NIS を使用すると、ネットワークデータベースの更新が /etc ファイルシステムを使用した場合よりはるかに簡単になります。ネットワーク環境を変更するたびに、すべてのマシン上で /etc 管理ファイルを変更する必要はなくなります。
ただし、NIS では、/etc ファイルで提供される以上のセキュリティーは追加されません。ネットワークデータベースへのアクセスの制限、SSL を使用したネットワーク経由での検索結果の送信、Kerberos でセキュリティー保護された検索などのより高度な機能の使用といった、追加のセキュリティーが必要な場合は、LDAP ネームサービスを使用してください。
たとえば、NIS を実行しているネットワークに新しいユーザーを追加する場合は、マスターサーバー内の入力ファイルを更新し、make コマンドを実行するだけで済みます。このコマンドは、passwd.byname および passwd.byuid マップを自動的に更新します。次に、これらのマップはスレーブサーバーに転送され、NIS ドメインのクライアントとそのプログラムのすべてで使用できるようになります。クライアントマシンまたはアプリケーションがユーザー名または UID を使用して情報をリクエストすると、NIS サーバーは必要に応じて passwd.byname または passwd.byuid マップを参照し、リクエストされた情報をクライアントに送信します。
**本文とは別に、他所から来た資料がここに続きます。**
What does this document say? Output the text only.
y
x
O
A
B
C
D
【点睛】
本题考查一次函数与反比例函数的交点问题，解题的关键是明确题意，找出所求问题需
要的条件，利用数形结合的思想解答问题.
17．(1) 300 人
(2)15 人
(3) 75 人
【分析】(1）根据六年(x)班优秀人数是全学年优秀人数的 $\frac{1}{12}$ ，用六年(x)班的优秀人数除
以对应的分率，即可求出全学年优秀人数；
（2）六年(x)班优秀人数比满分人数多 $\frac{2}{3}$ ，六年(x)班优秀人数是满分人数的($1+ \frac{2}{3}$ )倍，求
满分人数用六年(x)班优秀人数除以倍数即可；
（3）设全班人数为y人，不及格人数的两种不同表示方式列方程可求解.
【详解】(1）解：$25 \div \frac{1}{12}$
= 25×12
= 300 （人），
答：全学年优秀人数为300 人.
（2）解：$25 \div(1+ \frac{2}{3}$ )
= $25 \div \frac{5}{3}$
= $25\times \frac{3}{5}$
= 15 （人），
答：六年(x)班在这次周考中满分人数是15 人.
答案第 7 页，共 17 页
ypcat コマンドを使用して、マップ内の値を表示できます。
% ypcat mapname
mapname は、調べたいマップ名またはその「ニックネーム」です。ypservers の場合のように、マップが鍵のみで構成されている場合は、ypcat –k を使用します。ypcat -k と入力しない場合は、空白行が出力されます。ypcat コマンドオプションの詳細は、ypcat(1) のマニュアルページを参照してください。
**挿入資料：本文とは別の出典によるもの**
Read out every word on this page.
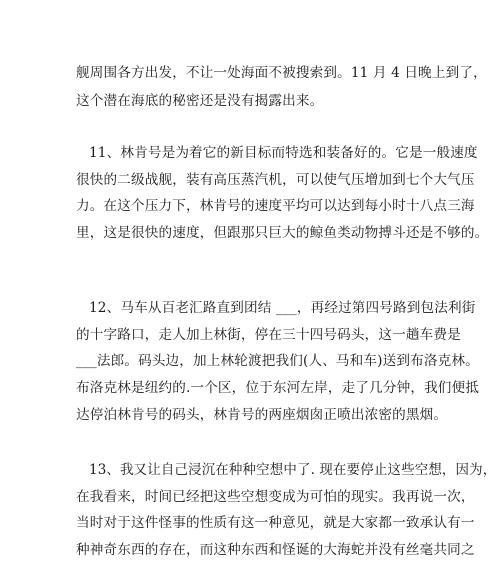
舰周围各方出发，不让一处海面不被搜索到。11 月 4 日晚上到了，
这个潜在海底的秘密还是没有揭露出来。
11、林肯号是为着它的新目标而特选和装备好的。它是一般速度
很快的二级战舰，装有高压蒸汽机，可以使气压增加到七个大气压
力。在这个压力下，林肯号的速度平均可以达到每小时十八点三海
里，这是很快的速度，但跟那只巨大的鲸鱼类动物搏斗还是不够的。
12、马车从百老汇路直到团结 ___，再经过第四号路到包法利街
的十字路口，走人加上林街，停在三十四号码头，这一趟车费是
___法郎。码头边，加上林轮渡把我们(人、马和车)送到布洛克林。
布洛克林是纽约的.一个区，位于东河左岸，走了几分钟，我们便抵
达停泊林肯号的码头，林肯号的两座烟囱正喷出浓密的黑烟。
13、我又让自己浸沉在种种空想中了. 现在要停止这些空想，因为，
在我看来，时间已经把这些空想变成为可怕的现实。我再说一次，
当时对于这件怪事的性质有这一种意见，就是大家都一致承认有一
种神奇东西的存在，而这种东西和怪诞的大海蛇并没有丝毫共同之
ypwhich コマンドを使用して、どのサーバーが特定のマップのマスターであるかを判定できます。
% ypwhich -m mapname
ここで、mapname は、マスターを検索するマップの名前またはニックネームです。ypwhich コマンドの出力には、マスターサーバーの名前が表示されます。詳細は、ypwhich(1) のマニュアルページを参照してください。
ニックネームは、passwd.byname に対する passwd などの、完全なマップ名に対する別名です。マップの使用可能なニックネームの一覧を取得するには、ypcat –x または ypwhich –x を入力します。
ニックネームは、/var/yp/nicknames ファイル (マップのニックネームのあとにスペースで区切られてマップの完全指定名が含まれる) 内に格納されます。このファイルは変更したり、更新したりできます。ニックネーム数は現在、500 に制限されています。